American Sniper sees you saying "January movies don't do well!," and it lauuuughs and laughs. After a record-shattering opening last weekend (it made more than double what January's previous best opener, Ride Along, did), the six-time Oscar nominee pulled in $64 million this weekend, for the highest-grossing second weekend in January and the eight highest-grossing second weekend ever. It's already earned nearly $250 million worldwide and could easily make $350 million by the end of its run, which--considering its Christmas Day release--would make it 2014's highest-grossing film. Sorry, Mockingjay - Part 1. You thought you had it in the bank, and then this latecomer comes along and messes with your laurels.

The highest-grossing new release was walking disaster (or camp masterpiece--depends on whom you ask) The Boy Next Door, which made $15 million against a production budget of $4 million. The rest of the top five were holdovers Paddington (weekend gross $12.3 million, total gross $40 million), The Wedding Ringer ($11.6 million; $39.6 million) and Taken 3 ($7.6 million; $76 million).

Mortdecai
Abysmal reviews hurt Disney's Strange Magic and Lionsgate's Mortdecai, which earned only $5.5 million and $4.1 million, respectively. That's Depp's second-worst opening of the last ten years; the only movie that opened with less is a documentary he narrated that only ever played in eight theatres.
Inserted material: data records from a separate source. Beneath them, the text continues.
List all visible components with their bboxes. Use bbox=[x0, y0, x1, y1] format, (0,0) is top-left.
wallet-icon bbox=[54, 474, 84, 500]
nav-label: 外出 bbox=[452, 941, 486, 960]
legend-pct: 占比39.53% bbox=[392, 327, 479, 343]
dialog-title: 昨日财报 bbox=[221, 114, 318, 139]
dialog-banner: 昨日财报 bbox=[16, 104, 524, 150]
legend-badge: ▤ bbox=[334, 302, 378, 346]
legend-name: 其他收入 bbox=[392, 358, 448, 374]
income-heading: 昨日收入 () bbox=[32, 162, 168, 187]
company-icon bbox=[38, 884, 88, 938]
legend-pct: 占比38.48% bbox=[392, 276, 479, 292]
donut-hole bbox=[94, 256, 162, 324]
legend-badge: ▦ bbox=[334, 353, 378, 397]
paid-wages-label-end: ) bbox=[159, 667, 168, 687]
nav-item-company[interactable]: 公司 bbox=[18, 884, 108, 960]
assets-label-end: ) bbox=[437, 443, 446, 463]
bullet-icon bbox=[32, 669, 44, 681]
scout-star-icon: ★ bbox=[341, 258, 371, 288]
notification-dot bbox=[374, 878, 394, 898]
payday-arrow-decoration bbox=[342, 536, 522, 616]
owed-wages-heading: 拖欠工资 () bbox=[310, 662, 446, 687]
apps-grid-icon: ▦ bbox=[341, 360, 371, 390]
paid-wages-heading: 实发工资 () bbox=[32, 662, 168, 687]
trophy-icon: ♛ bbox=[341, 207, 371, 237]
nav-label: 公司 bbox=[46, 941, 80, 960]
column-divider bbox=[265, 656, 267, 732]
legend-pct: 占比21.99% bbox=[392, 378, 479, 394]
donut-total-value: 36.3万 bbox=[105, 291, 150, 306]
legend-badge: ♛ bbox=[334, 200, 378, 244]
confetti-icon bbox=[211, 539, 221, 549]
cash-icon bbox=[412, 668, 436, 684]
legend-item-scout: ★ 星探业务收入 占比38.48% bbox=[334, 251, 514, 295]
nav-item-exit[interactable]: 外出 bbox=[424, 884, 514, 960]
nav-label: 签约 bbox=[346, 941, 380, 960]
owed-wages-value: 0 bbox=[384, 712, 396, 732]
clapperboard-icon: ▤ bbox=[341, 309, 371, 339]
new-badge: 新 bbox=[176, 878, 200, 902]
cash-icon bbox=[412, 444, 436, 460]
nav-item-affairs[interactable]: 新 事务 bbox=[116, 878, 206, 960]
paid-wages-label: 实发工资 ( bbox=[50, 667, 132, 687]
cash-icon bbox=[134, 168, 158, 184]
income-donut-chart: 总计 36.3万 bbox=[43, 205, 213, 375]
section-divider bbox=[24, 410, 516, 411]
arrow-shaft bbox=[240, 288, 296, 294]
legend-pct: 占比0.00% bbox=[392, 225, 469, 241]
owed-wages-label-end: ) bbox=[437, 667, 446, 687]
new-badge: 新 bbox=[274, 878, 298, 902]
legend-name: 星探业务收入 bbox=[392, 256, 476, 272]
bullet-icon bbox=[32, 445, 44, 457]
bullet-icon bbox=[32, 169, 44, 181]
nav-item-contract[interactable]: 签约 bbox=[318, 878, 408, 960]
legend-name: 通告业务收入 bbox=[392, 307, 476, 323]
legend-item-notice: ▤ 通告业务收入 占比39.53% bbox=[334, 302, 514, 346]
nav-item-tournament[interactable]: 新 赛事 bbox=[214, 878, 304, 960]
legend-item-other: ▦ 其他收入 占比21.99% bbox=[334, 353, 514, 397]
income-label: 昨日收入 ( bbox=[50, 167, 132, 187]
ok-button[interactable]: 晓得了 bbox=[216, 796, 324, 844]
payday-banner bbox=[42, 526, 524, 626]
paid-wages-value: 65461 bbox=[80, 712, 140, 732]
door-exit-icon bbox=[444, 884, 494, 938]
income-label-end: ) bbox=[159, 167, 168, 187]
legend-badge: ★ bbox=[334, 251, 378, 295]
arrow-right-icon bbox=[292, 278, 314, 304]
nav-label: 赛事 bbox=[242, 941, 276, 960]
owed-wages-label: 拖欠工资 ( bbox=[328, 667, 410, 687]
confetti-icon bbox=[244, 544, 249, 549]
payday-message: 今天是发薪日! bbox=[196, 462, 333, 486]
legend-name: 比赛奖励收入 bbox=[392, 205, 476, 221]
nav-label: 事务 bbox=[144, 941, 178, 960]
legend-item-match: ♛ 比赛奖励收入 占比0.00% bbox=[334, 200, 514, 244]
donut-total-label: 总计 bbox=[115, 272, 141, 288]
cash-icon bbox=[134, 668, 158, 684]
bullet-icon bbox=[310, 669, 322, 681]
Looks like Depp's 'stache won't become the next big fashion trend, after all.

The much-buzzed-about Cake opened in limited release and took in approximately $1 million in 482 theatres. Whiplash finally expanded to over 500 theatres and saw its box office more than double. So far it's earned $8.5 million, making it the lowest-grossing Best Picture nominee, not that that means much this year.

Other movies out in limited release were Black Sea ($35,000), Song One ($23,800), Mommy ($21,000), Red Army ($20,100) and The Duke of Burgundy ($13,000).